Bunların hepsi konusunda ciddi uyarılar yaptıklarını vurgulayan Davutoğlu, halkın meşru taleplerine kayıtsız kalınırsa radikalleşme olacağını söylediklerini ifade etti. Davutoğlu, şöyle konuştu:
"Anlatmaya çalıştığımız şeyler, hakkıyla dinlenilmediği için bugün hepimiz ızdırap çekiyoruz. Irak'ta 2009 seçimlerinden sonra şahsen ne kadar çok çaba sarf ettim herkesin içinde olduğu bir hükümet kurulsun diye. 2010'da hükümet kuruldu. Herkesin için olduğu seçimle hükümet kurulmuş olsaydı emin olun Irak'ın bugünkü tablosu farklı olurdu. İki kavram önemli, temsil ve rıza. Temsil kabiliyeti olmayan siyasi sistemlerin meşruiyet kazanması çok zor. Rıza esası üzerine, yani 'ben bu devlete, bu ülkeye rızamla aidiyet hissediyorum' ilişkisi doğmadıkça da güvenlik sağlamak imkansızdır."
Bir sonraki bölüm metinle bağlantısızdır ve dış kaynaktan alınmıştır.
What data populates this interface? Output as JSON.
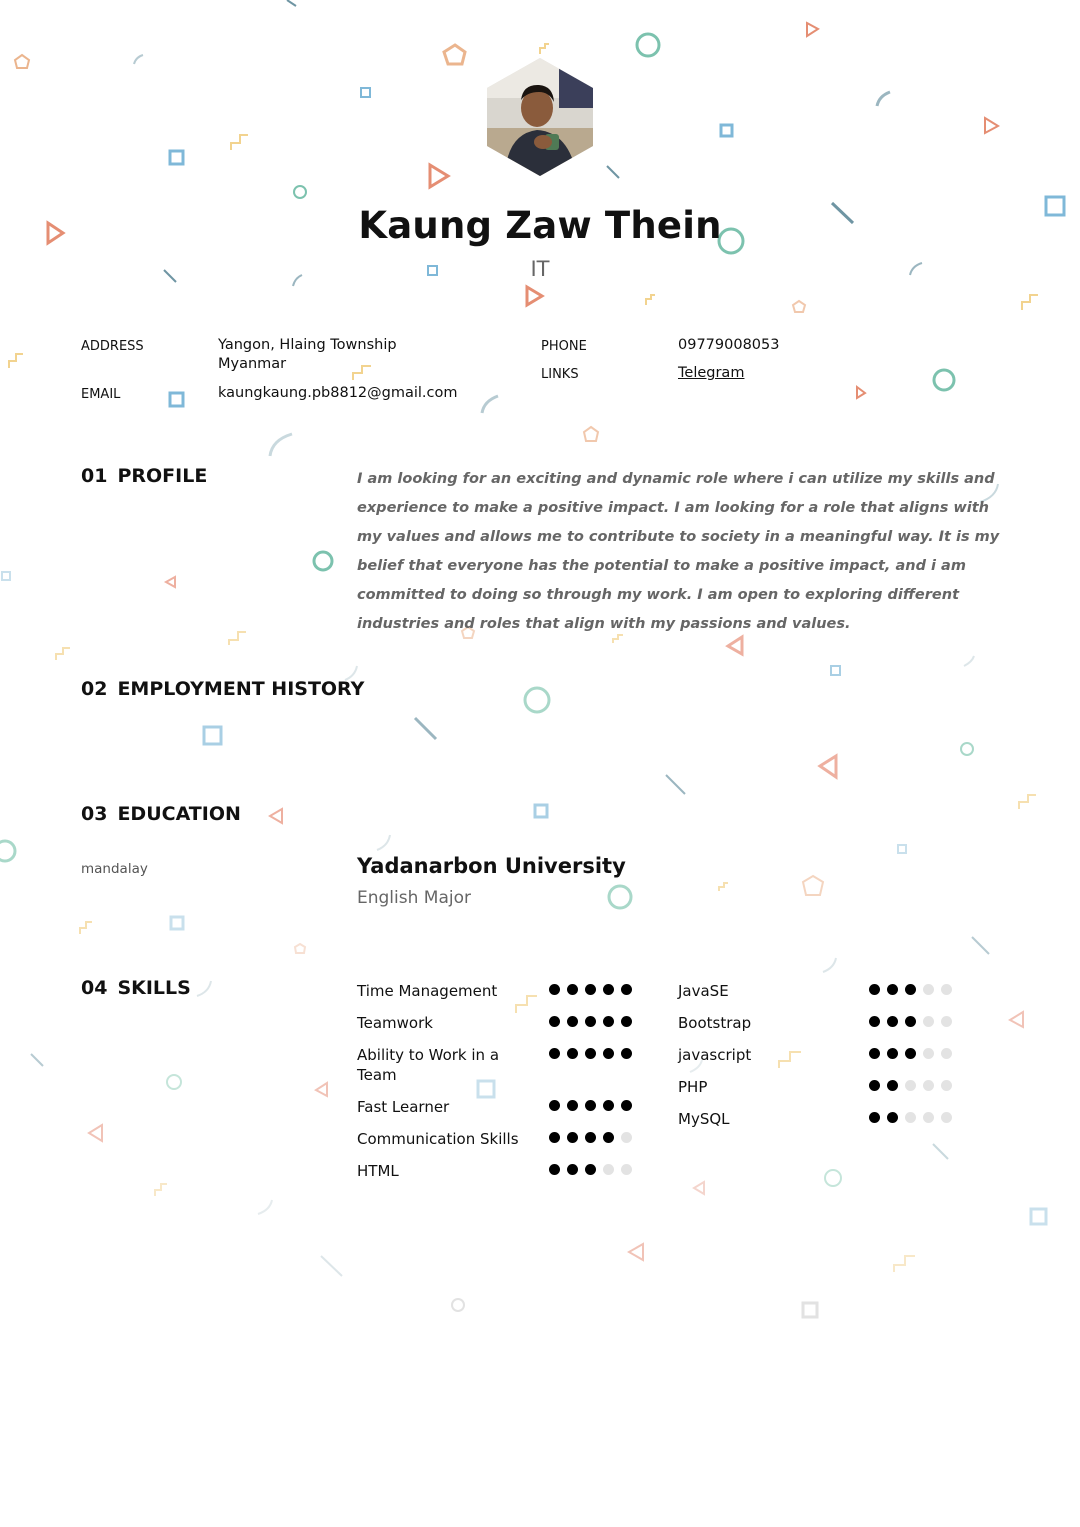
{
  "header": {
    "name": "Kaung Zaw Thein",
    "title": "IT"
  },
  "contact": {
    "address_label": "ADDRESS",
    "address_line1": "Yangon, Hlaing Township",
    "address_line2": "Myanmar",
    "email_label": "EMAIL",
    "email": "kaungkaung.pb8812@gmail.com",
    "phone_label": "PHONE",
    "phone": "09779008053",
    "links_label": "LINKS",
    "link_telegram": "Telegram"
  },
  "sections": {
    "profile": {
      "num": "01",
      "title": "PROFILE",
      "text": "I am looking for an exciting and dynamic role where i can utilize my skills and experience to make a positive impact. I am looking for a role that aligns with my values and allows me to contribute to society in a meaningful way. It is my belief that everyone has the potential to make a positive impact, and i am committed to doing so through my work. I am open to exploring different industries and roles that align with my passions and values."
    },
    "employment": {
      "num": "02",
      "title": "EMPLOYMENT HISTORY"
    },
    "education": {
      "num": "03",
      "title": "EDUCATION",
      "city": "mandalay",
      "school": "Yadanarbon University",
      "degree": "English Major"
    },
    "skills": {
      "num": "04",
      "title": "SKILLS"
    }
  },
  "skills_left": [
    {
      "name": "Time Management",
      "level": 5
    },
    {
      "name": "Teamwork",
      "level": 5
    },
    {
      "name": "Ability to Work in a Team",
      "level": 5
    },
    {
      "name": "Fast Learner",
      "level": 5
    },
    {
      "name": "Communication Skills",
      "level": 4
    },
    {
      "name": "HTML",
      "level": 3
    }
  ],
  "skills_right": [
    {
      "name": "JavaSE",
      "level": 3
    },
    {
      "name": "Bootstrap",
      "level": 3
    },
    {
      "name": "javascript",
      "level": 3
    },
    {
      "name": "PHP",
      "level": 2
    },
    {
      "name": "MySQL",
      "level": 2
    }
  ],
  "skill_max": 5,
  "colors": {
    "teal": "#7cc2ae",
    "blue": "#7fb8d8",
    "orange": "#e58e73",
    "yellow": "#f2d38f",
    "slate": "#6f95a3"
  }
}
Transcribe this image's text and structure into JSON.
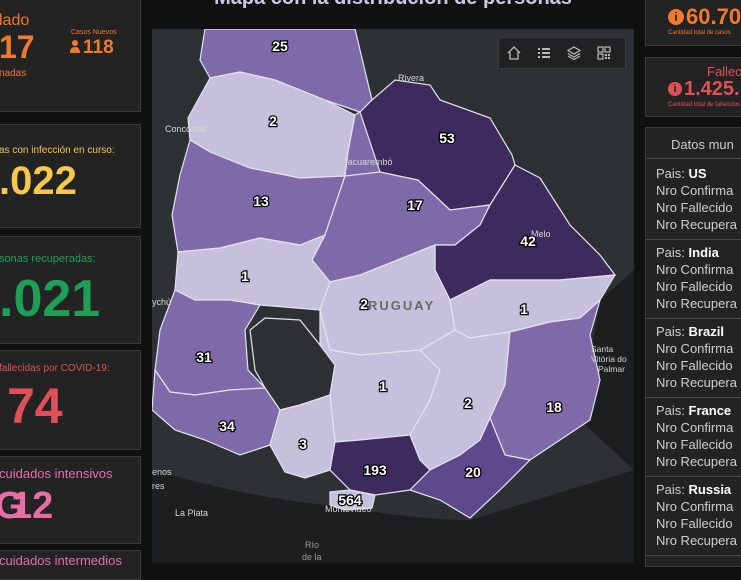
{
  "left_column": {
    "card1": {
      "label": "lado",
      "value": "17",
      "sub": "nadas",
      "new_cases_label": "Casos Nuevos",
      "new_cases_value": "118",
      "color": "#f07a2e"
    },
    "card2": {
      "label": "as con infección en curso:",
      "value": ".022",
      "color": "#f7c84e"
    },
    "card3": {
      "label": "sonas recuperadas:",
      "value": ".021",
      "color": "#1f9e57"
    },
    "card4": {
      "label": "fallecidas por COVID-19:",
      "value": "74",
      "color": "#e0505a"
    },
    "card5": {
      "label": "cuidados intensivos",
      "value": "12",
      "prefix": "G",
      "color": "#e86fa6"
    },
    "card6": {
      "label": "cuidados intermedios",
      "color": "#e86fa6"
    }
  },
  "map": {
    "title": "Mapa con la distribución de personas",
    "tools": [
      "home-icon",
      "list-icon",
      "layers-icon",
      "qr-grid-icon"
    ],
    "country_label": "RUGUAY",
    "place_labels": [
      "Rivera",
      "Concordia",
      "Tacuarembó",
      "Melo",
      "ychú",
      "Santa Vitória do Palmar",
      "enos res",
      "La Plata",
      "Montevideo",
      "Río de la"
    ],
    "department_counts": [
      "25",
      "2",
      "53",
      "13",
      "17",
      "42",
      "1",
      "2",
      "1",
      "31",
      "1",
      "34",
      "2",
      "18",
      "3",
      "193",
      "20",
      "564"
    ],
    "colors": {
      "lightest": "#c6c0dc",
      "light": "#b8b0d3",
      "medium": "#7e6aa9",
      "dark": "#5c4a8c",
      "darkest": "#3c2b5c",
      "background": "#2e3133"
    }
  },
  "right_column": {
    "card1": {
      "value": "60.70",
      "sub": "Cantidad total de casos",
      "color": "#f07a2e"
    },
    "card2": {
      "label": "Fallec",
      "value": "1.425.",
      "sub": "Cantidad total de fallecidos",
      "color": "#e0505a"
    },
    "world": {
      "title": "Datos mun",
      "countries": [
        {
          "pais_label": "Pais:",
          "name": "US",
          "rows": [
            "Nro Confirma",
            "Nro Fallecido",
            "Nro Recupera"
          ]
        },
        {
          "pais_label": "Pais:",
          "name": "India",
          "rows": [
            "Nro Confirma",
            "Nro Fallecido",
            "Nro Recupera"
          ]
        },
        {
          "pais_label": "Pais:",
          "name": "Brazil",
          "rows": [
            "Nro Confirma",
            "Nro Fallecido",
            "Nro Recupera"
          ]
        },
        {
          "pais_label": "Pais:",
          "name": "France",
          "rows": [
            "Nro Confirma",
            "Nro Fallecido",
            "Nro Recupera"
          ]
        },
        {
          "pais_label": "Pais:",
          "name": "Russia",
          "rows": [
            "Nro Confirma",
            "Nro Fallecido",
            "Nro Recupera"
          ]
        }
      ]
    }
  }
}
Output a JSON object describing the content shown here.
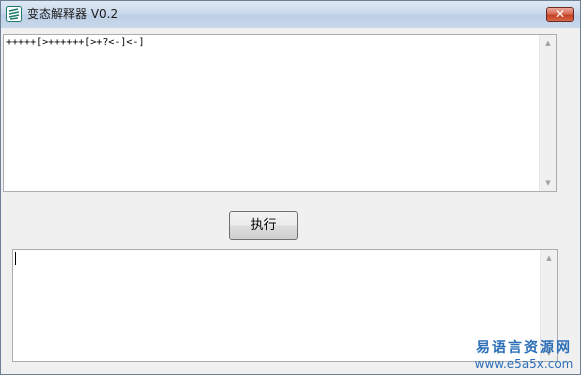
{
  "window": {
    "title": "变态解释器 V0.2",
    "close_glyph": "✕",
    "icon": "app-icon"
  },
  "editor": {
    "code": "+++++[>++++++[>+?<-]<-]",
    "scroll_up_glyph": "▲",
    "scroll_down_glyph": "▼"
  },
  "toolbar": {
    "run_label": "执行"
  },
  "output": {
    "value": "",
    "scroll_up_glyph": "▲",
    "scroll_down_glyph": "▼"
  },
  "watermark": {
    "brand": "易语言资源网",
    "url": "www.e5a5x.com"
  },
  "colors": {
    "titlebar": "#c8d8ea",
    "close_button": "#c2411f",
    "watermark": "#2c6fb8"
  }
}
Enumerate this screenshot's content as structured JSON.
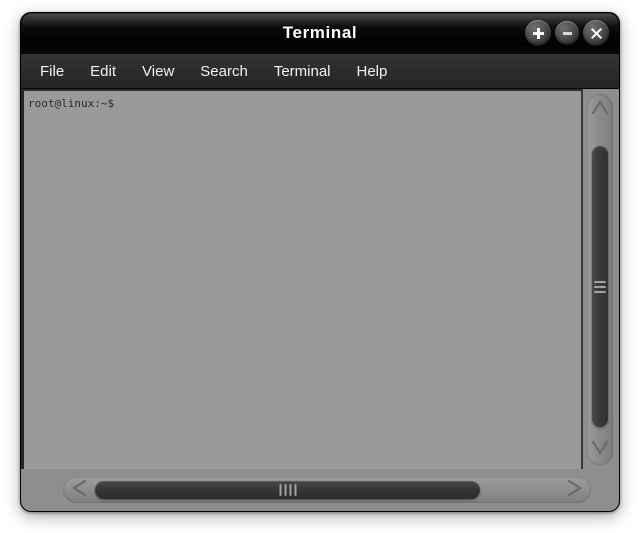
{
  "window": {
    "title": "Terminal",
    "buttons": [
      {
        "name": "maximize-button",
        "icon": "plus-icon",
        "label": "+"
      },
      {
        "name": "minimize-button",
        "icon": "minus-icon",
        "label": "−"
      },
      {
        "name": "close-button",
        "icon": "close-icon",
        "label": "✕"
      }
    ]
  },
  "menubar": {
    "items": [
      {
        "label": "File"
      },
      {
        "label": "Edit"
      },
      {
        "label": "View"
      },
      {
        "label": "Search"
      },
      {
        "label": "Terminal"
      },
      {
        "label": "Help"
      }
    ]
  },
  "terminal": {
    "prompt": "root@linux:~$",
    "lines": [
      "root@linux:~$"
    ],
    "background_color": "#9a9a9a",
    "text_color": "#2b2b2b"
  },
  "scrollbars": {
    "vertical": {
      "up_arrow_icon": "chevron-up-icon",
      "down_arrow_icon": "chevron-down-icon",
      "thumb_grip_lines": 3
    },
    "horizontal": {
      "left_arrow_icon": "chevron-left-icon",
      "right_arrow_icon": "chevron-right-icon",
      "thumb_grip_lines": 4
    }
  },
  "colors": {
    "titlebar": "#050505",
    "menubar": "#2c2c2c",
    "window_chrome": "#8e8e8e",
    "terminal_bg": "#9a9a9a",
    "page_bg": "#ffffff"
  }
}
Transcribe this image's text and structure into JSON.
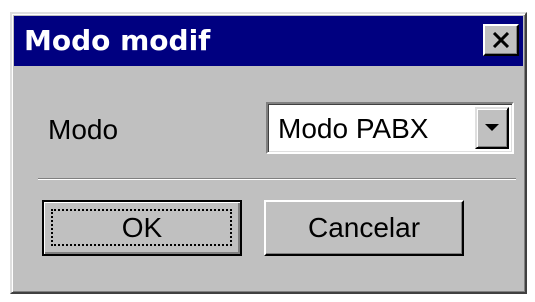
{
  "window": {
    "title": "Modo modif",
    "close_icon": "close-icon"
  },
  "form": {
    "mode_label": "Modo",
    "mode_select": {
      "selected": "Modo PABX",
      "arrow_icon": "chevron-down-icon"
    }
  },
  "buttons": {
    "ok_label": "OK",
    "cancel_label": "Cancelar"
  },
  "colors": {
    "titlebar": "#000080",
    "face": "#c0c0c0"
  }
}
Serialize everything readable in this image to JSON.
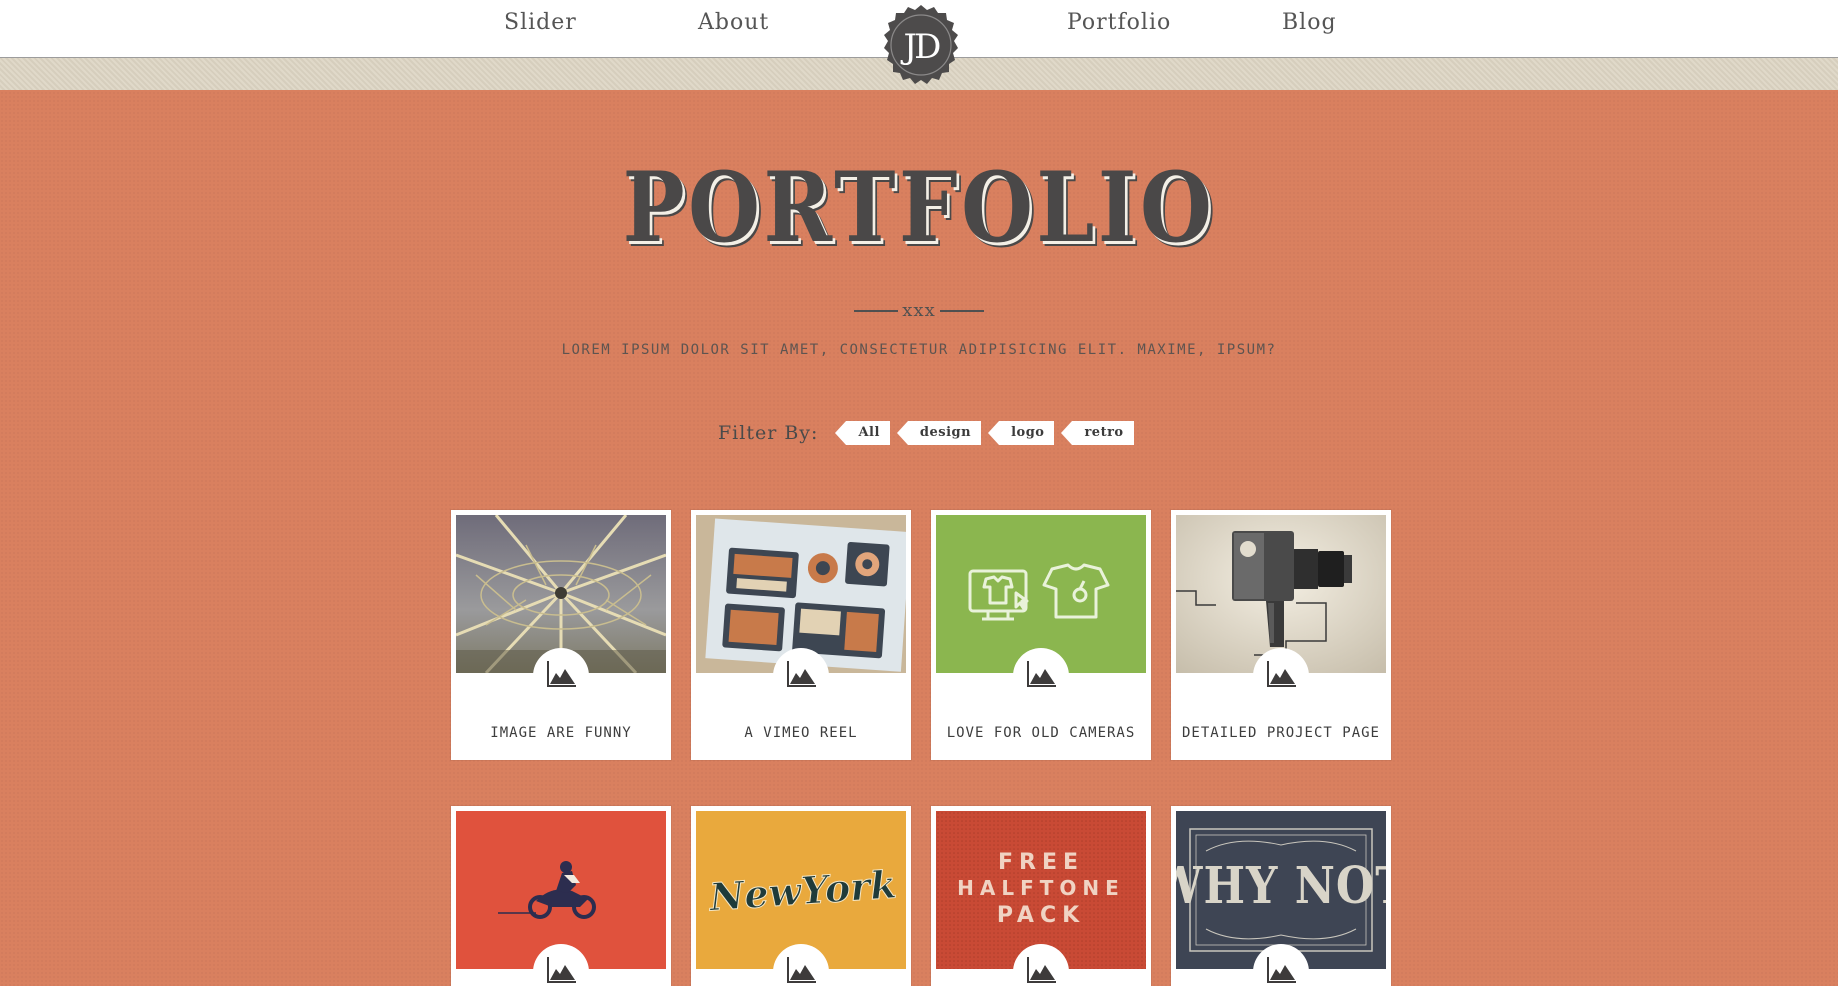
{
  "nav": {
    "links": [
      "Slider",
      "About",
      "Portfolio",
      "Blog"
    ],
    "logo_text": "JD"
  },
  "portfolio": {
    "title": "PORTFOLIO",
    "divider_text": "xxx",
    "subtitle": "LOREM IPSUM DOLOR SIT AMET, CONSECTETUR ADIPISICING ELIT. MAXIME, IPSUM?",
    "filter_label": "Filter By:",
    "filters": [
      "All",
      "design",
      "logo",
      "retro"
    ],
    "items": [
      {
        "caption": "IMAGE ARE FUNNY",
        "thumb": "ferris-wheel"
      },
      {
        "caption": "A VIMEO REEL",
        "thumb": "retro-electronics"
      },
      {
        "caption": "LOVE FOR OLD CAMERAS",
        "thumb": "green-icons"
      },
      {
        "caption": "DETAILED PROJECT PAGE",
        "thumb": "vintage-camera"
      },
      {
        "caption": "",
        "thumb": "motorcycle"
      },
      {
        "caption": "",
        "thumb": "new-york"
      },
      {
        "caption": "",
        "thumb": "halftone-pack"
      },
      {
        "caption": "",
        "thumb": "why-not"
      }
    ],
    "thumb_texts": {
      "new_york": "NewYork",
      "halftone": [
        "FREE",
        "HALFTONE",
        "PACK"
      ],
      "why_not": "WHY NOT"
    }
  },
  "colors": {
    "background": "#d9805f",
    "stripe": "#ddd5c3",
    "title": "#4a4848",
    "card": "#ffffff"
  }
}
Suriye ve Yemen'e bakıldığında kriz alanlarının derinleştiği ifade edilerek, "Bunlara baktığınızda birazda hoca Ahmet Davutoğlu olarak nasıl bir gelecek öngörüyorsunuz" sorusu üzerine Davutoğlu, 100 yıl önce Osmanlı Devleti'nin çözülmesinden sonra yanlış yapılanmalar yaşandığını belirterek, suni yapılar, suni kimlikler, ayrışma ve kutuplaşmaların Ortadoğu coğrafyasının derin irfani ve hikmete dayalı birlik kültürünü yok ettiğini söyledi.
Davutoğlu, Arap Baharı denilen olgu başladığında, demokratik temsil kabiliyeti olan, rıza esasına dayalı yapılar oluşur diye ümitle baktığını anlattı.
Davutoğlu, böyle bir yapının gelmesinin kendi iktidarlarını sarsacağını gören Ortadoğu'daki iktidar odaklarıyla emperyal yaklaşımlarını sarsacağını düşünen bölge dışı faktörlerin bir anlamda bu demokrasi çağrısını boğmaya yöneldiklerini ifade etti. Davutoğlu, "Ortaya çıkan tablo şu anda herkesi dehşete düşürüyor" değerlendirmesinde bulundu.
Suni yapıların içinde bir gelecek inşa etmenin mümkün olmadığını anlatan Davutoğlu, bütün bu fırtınalı dönemlerden sonra Ortadoğu'nun, Balkanlar'ın, Kafkasya'nın, Orta Asya'nın, derin irfanının tarihe ağırlığını koyacağını düşündüğünü kaydetti. Davutoğlu, "Bize biçtiğimiz rol de Türkiye olarak bu derin irfanın sözcüsü olmak" dedi.